At both the screening and the PIC stages, no attempt is to be made to assess whether the available evidence can eventually substantiate the complaint or to resolve conflicts of evidence because formal inquiry into the complaint has yet to start.

Given the pivotal role of the two-stage filtering process in determining whether a complaint is “qualified” for inquiry, it is shocking that the Medical Council admitted in a 2015 judicial review that it had adopted a wrong legal approach at the screening stage.

It admitted that an attempt was made to resolve conflicts of evidence at the screening stage when deciding whether a complaint should proceed to the PIC stage.

There is also evidence in the related testimony that the council made the same mistake at the PIC stage (although the PIC stage was not the subject of the judicial review).

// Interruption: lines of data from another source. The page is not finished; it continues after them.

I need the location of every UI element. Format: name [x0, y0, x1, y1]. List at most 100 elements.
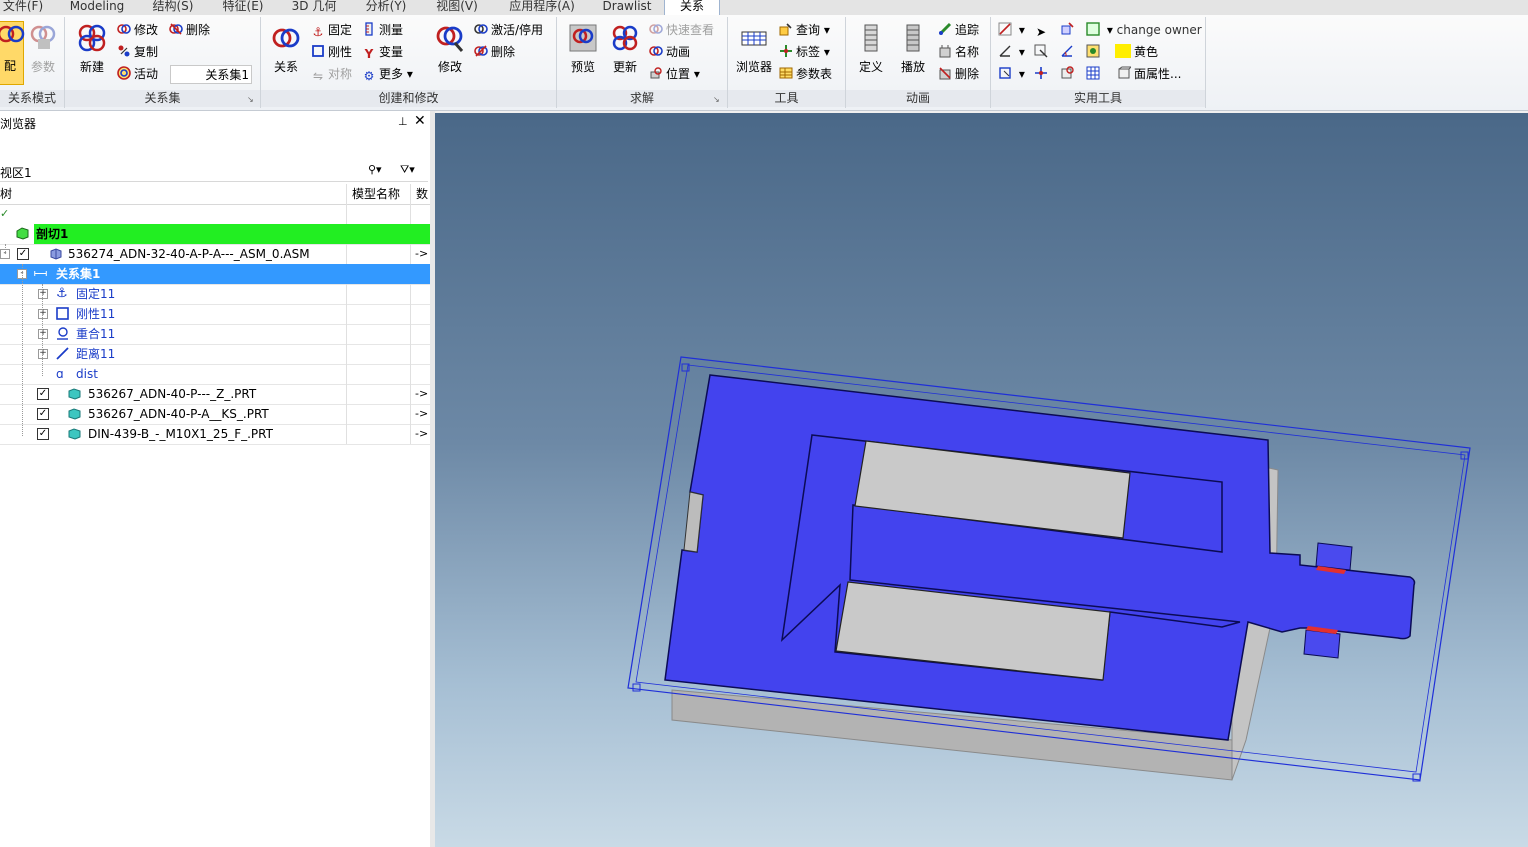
tab-view[interactable]: 视图(V)	[426, 0, 488, 14]
parameter-table-button[interactable]: 参数表	[779, 64, 832, 84]
anim-delete-icon	[939, 67, 951, 80]
yellow-color-button[interactable]: 黄色	[1086, 42, 1158, 62]
rigid-button[interactable]: 刚性	[311, 42, 352, 62]
relation-button[interactable]: 关系	[266, 23, 306, 75]
activate-icon	[474, 24, 488, 34]
tab-file[interactable]: 文件(F)	[0, 0, 54, 14]
tree-row-fixed[interactable]: + ⚓ 固定11	[0, 284, 430, 305]
tree-row-coincident[interactable]: + 重合11	[0, 324, 430, 345]
quick-view-button[interactable]: 快速查看	[649, 20, 714, 40]
column-count[interactable]: 数	[416, 184, 428, 204]
parameter-mode-button[interactable]: 参数	[26, 23, 60, 75]
symmetric-button[interactable]: ⇋ 对称	[311, 64, 352, 84]
corner-handle[interactable]	[632, 683, 641, 692]
delete-relation-button[interactable]: 删除	[474, 42, 515, 62]
visibility-checkbox[interactable]: ✓	[37, 428, 49, 440]
tab-3d-geometry[interactable]: 3D 几何	[282, 0, 346, 14]
solve-launcher-icon[interactable]: ↘	[713, 95, 720, 104]
row-label: 536274_ADN-32-40-A-P-A---_ASM_0.ASM	[68, 247, 310, 261]
query-button[interactable]: 查询 ▾	[779, 20, 830, 40]
green-box-icon	[1086, 22, 1100, 36]
close-icon[interactable]: ✕	[414, 113, 426, 129]
anim-name-button[interactable]: 名称	[938, 42, 979, 62]
tree-row-part[interactable]: ✓ DIN-439-B_-_M10X1_25_F_.PRT ->	[0, 424, 430, 445]
track-label: 追踪	[955, 23, 980, 37]
relation-set-combo[interactable]: 关系集1	[170, 65, 252, 84]
util-measure-button[interactable]	[1060, 42, 1077, 62]
binoculars-icon[interactable]: ⚲▾	[368, 163, 382, 176]
track-button[interactable]: 追踪	[938, 20, 979, 40]
cell-divider	[410, 384, 411, 404]
ruler-icon	[365, 22, 373, 36]
tab-modeling[interactable]: Modeling	[62, 0, 132, 14]
change-owner-label: change owner	[1116, 23, 1202, 37]
util-select-dropdown[interactable]: ▾	[998, 64, 1025, 84]
row-highlight	[34, 224, 430, 244]
util-move-button[interactable]	[1060, 20, 1077, 40]
util-angle-dropdown[interactable]: ▾	[998, 42, 1025, 62]
util-check-button[interactable]	[1060, 64, 1077, 84]
util-pick-button[interactable]	[1034, 42, 1051, 62]
active-relation-set-button[interactable]: 活动	[117, 64, 158, 84]
modify-magnifier-icon	[436, 26, 464, 52]
cell-divider	[346, 364, 347, 384]
delete-relation-set-button[interactable]: 删除	[169, 20, 210, 40]
column-model-name[interactable]: 模型名称	[352, 184, 400, 204]
face-attributes-button[interactable]: 面属性...	[1086, 64, 1181, 84]
tab-analysis[interactable]: 分析(Y)	[355, 0, 417, 14]
modify-relation-set-button[interactable]: 修改	[117, 20, 158, 40]
tree-row-section1[interactable]: 剖切1	[0, 224, 430, 245]
filter-icon[interactable]: ⛛▾	[400, 163, 415, 177]
copy-relation-set-button[interactable]: 复制	[117, 42, 158, 62]
anim-delete-button[interactable]: 删除	[938, 64, 979, 84]
util-transform-button[interactable]	[1034, 64, 1051, 84]
position-button[interactable]: 位置 ▾	[649, 64, 700, 84]
film-define-icon	[864, 24, 878, 52]
cell-divider	[346, 404, 347, 424]
measure-button[interactable]: 测量	[362, 20, 403, 40]
visibility-checkbox[interactable]: ✓	[37, 388, 49, 400]
new-relation-set-button[interactable]: 新建	[72, 23, 112, 75]
tree-row-distance[interactable]: + 距离11	[0, 344, 430, 365]
tab-relations[interactable]: 关系	[664, 0, 720, 15]
3d-viewport[interactable]	[435, 113, 1528, 847]
tree-row-part[interactable]: ✓ 536267_ADN-40-P---_Z_.PRT ->	[0, 384, 430, 405]
pin-icon[interactable]: ⊥	[398, 115, 408, 128]
section-view-model	[627, 356, 1471, 782]
view-name[interactable]: 视区1	[0, 164, 32, 181]
change-owner-button[interactable]: ▾ change owner	[1086, 20, 1202, 40]
animation-button[interactable]: 动画	[649, 42, 690, 62]
browser-button[interactable]: 浏览器	[732, 23, 776, 75]
row-label: 536267_ADN-40-P-A__KS_.PRT	[88, 407, 269, 421]
tab-features[interactable]: 特征(E)	[212, 0, 274, 14]
row-label: DIN-439-B_-_M10X1_25_F_.PRT	[88, 427, 273, 441]
tab-applications[interactable]: 应用程序(A)	[497, 0, 587, 14]
cell-divider	[410, 424, 411, 444]
relation-set-launcher-icon[interactable]: ↘	[247, 95, 254, 104]
tab-drawlist[interactable]: Drawlist	[596, 0, 658, 14]
update-button[interactable]: 更新	[606, 23, 644, 75]
util-line-dropdown[interactable]: ▾	[998, 20, 1025, 40]
assembly-mode-button[interactable]: 配	[0, 21, 25, 85]
variable-button[interactable]: Y 变量	[362, 42, 403, 62]
tree-row-assembly[interactable]: - ✓ 536274_ADN-32-40-A-P-A---_ASM_0.ASM …	[0, 244, 430, 265]
modify-relation-button[interactable]: 修改	[430, 23, 470, 75]
tree-row-dist[interactable]: ɑ dist	[0, 364, 430, 385]
tree-row-rigid[interactable]: + 刚性11	[0, 304, 430, 325]
column-tree[interactable]: 树	[0, 184, 12, 204]
rigid-label: 刚性	[328, 45, 353, 59]
fixed-button[interactable]: ⚓ 固定	[311, 20, 352, 40]
visibility-checkbox[interactable]: ✓	[37, 408, 49, 420]
tree-row-relation-set[interactable]: - 关系集1	[0, 264, 430, 285]
tab-structure[interactable]: 结构(S)	[142, 0, 204, 14]
play-animation-button[interactable]: 播放	[894, 23, 932, 75]
define-animation-button[interactable]: 定义	[852, 23, 890, 75]
more-button[interactable]: ⚙ 更多 ▾	[362, 64, 413, 84]
play-animation-label: 播放	[900, 60, 925, 74]
activate-deactivate-button[interactable]: 激活/停用	[474, 20, 543, 40]
util-pointer-button[interactable]: ➤	[1034, 20, 1051, 40]
tag-button[interactable]: 标签 ▾	[779, 42, 830, 62]
tree-row-part[interactable]: ✓ 536267_ADN-40-P-A__KS_.PRT ->	[0, 404, 430, 425]
preview-button[interactable]: 预览	[564, 23, 602, 75]
visibility-checkbox[interactable]: ✓	[17, 248, 29, 260]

It seems that the council was rather confused as to how to discharge the duties required of it by law. The judge of the judicial review commented that “[t]here … appears to be a lack of appreciation of the precise role and functions by persons designated to handle complaints which could be due to inadequate training and supervision”.

Given the confused and mistaken legal approach adopted, rendering the two-stage filtering process a very high threshold for accepting a complaint, we are concerned how many complaints might have been dismissed over the years by the council that should not have been, and as a result of which, how many doctors who present a risk to patients might have not been dealt with who should have been.